You can use it to power advanced search across any YouTube channel or playlist.
How to get started
- Clone the repository to your local machine. Navigate to the root directory of the repository in your terminal.
- use node 18+
- Run the command npm install to install all the necessary dependencies.
- a file would be created in the src/bin/out folder, copy that file in the root /out/ folder
- Run the command npx tsx src/bin/resolve-yt-playlist.ts to download the English transcripts for each episode of the target playlist (in this case, the All-In Podcast Episodes Playlist).

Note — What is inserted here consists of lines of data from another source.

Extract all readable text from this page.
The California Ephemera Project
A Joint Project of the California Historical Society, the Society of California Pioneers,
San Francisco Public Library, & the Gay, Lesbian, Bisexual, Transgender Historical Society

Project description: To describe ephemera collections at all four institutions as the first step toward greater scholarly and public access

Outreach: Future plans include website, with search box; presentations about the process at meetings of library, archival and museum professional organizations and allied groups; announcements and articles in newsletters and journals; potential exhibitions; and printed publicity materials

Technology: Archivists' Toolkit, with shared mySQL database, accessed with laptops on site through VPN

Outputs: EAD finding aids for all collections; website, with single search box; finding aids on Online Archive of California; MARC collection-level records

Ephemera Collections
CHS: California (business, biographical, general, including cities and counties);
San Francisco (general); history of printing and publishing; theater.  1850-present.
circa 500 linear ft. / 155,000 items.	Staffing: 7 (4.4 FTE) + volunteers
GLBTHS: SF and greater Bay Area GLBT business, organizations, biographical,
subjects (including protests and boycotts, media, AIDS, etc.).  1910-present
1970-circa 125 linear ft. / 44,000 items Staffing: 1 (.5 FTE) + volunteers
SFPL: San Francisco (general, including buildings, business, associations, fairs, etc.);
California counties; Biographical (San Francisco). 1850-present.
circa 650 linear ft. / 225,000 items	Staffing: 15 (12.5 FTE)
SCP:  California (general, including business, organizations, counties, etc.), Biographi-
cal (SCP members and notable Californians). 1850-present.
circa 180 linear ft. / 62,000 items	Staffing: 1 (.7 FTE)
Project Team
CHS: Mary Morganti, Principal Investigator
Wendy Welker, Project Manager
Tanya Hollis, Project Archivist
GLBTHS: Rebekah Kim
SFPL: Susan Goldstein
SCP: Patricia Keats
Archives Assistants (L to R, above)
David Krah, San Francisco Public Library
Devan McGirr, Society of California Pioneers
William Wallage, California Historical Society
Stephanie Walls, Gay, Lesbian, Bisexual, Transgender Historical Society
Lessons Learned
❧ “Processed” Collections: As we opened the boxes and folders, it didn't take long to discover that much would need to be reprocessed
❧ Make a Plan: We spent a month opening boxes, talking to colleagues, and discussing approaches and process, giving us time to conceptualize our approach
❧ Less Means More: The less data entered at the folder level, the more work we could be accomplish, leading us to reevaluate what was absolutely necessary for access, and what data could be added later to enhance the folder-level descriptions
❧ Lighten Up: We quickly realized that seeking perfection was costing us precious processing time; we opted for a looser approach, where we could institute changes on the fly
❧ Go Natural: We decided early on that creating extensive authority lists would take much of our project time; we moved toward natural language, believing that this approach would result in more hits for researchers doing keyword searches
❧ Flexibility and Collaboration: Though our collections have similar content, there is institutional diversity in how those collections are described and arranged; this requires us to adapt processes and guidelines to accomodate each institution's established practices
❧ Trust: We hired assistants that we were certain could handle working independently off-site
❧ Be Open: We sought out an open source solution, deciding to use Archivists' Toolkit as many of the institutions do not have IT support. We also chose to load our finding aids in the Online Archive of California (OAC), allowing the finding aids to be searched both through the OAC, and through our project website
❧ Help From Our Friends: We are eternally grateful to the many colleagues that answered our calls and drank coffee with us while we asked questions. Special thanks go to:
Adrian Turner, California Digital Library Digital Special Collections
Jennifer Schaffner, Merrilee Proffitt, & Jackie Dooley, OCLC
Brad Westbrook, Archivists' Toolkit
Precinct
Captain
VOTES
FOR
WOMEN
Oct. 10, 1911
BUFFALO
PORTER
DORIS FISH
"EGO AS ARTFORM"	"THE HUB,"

- Run the command npx tsx src/bin/process-yt-playlist.ts to pre-process the transcripts and fetch embeddings from OpenAI, then insert them into a Pinecone search index.
- You can now run the command npx tsx src/bin/query.ts to query the Pinecone search index.
- (Optional) Run the command npx tsx src/bin/generate-thumbnails.ts to generate timestamped thumbnails of each video in the playlist. This step takes ~2 hours and requires a stable internet connection.
The frontend of the project is a Next.js webapp deployed to Vercel that uses the Pinecone index as a primary data store. You can run the command npm run dev to start the development server and view the webapp locally. Note that a few episodes may not have automated English transcriptions available, and that the project uses a hacky HTML scraping solution for this, so a better solution would be to use Whisper to transcribe the episode's audio. Also, the project support sorting by recency vs relevancy.
Under the hood, it uses:
- OpenAI - We're using the brand new text-embedding-ada-002 embedding model, which captures deeper information about text in a latent space with 1536 dimensions This allows us to go beyond keyword search and search by higher-level topics.
- Pinecone - Hosted vector search which enables us to efficiently perform k-NN searches across these embeddings
- Next.js - React web framework
- We use Node.js and the YouTube API v3 to fetch the videos of our target playlist. In this case, we're focused on the All-In Podcast Episodes Playlist, which contains 108 videos at the time of writing.
Note that a few episodes don't have automated English transcriptions available, so we're just skipping them at the moment. A better solution would be to use Whisper to transcribe each episode's audio.
Once we have all of the transcripts and metadata downloaded locally, we pre-process each video's transcripts, breaking them up into reasonably sized chunks of ~100 tokens and fetch it's text-embedding-ada-002 embedding from OpenAI. This results in ~200 embeddings per episode.
All of these embeddings are then upserted into a Pinecone search index with a dimensionality of 1536. There are ~17,575 embeddings in total across ~108 episodes of the All-In Podcast.
npx tsx src/bin/process-yt-playlist.ts Once our Pinecone search index is set up, we can start querying it either via the webapp or via the example CLI:
npx tsx src/bin/query.ts We also support generating timestamp-based thumbnails of every YouTube video in the playlist. Thumbnails are generated using headless Puppeteer and are uploaded to Google Cloud Storage. We also post-process each thumbnail with lqip-modern to generate nice preview placeholder images.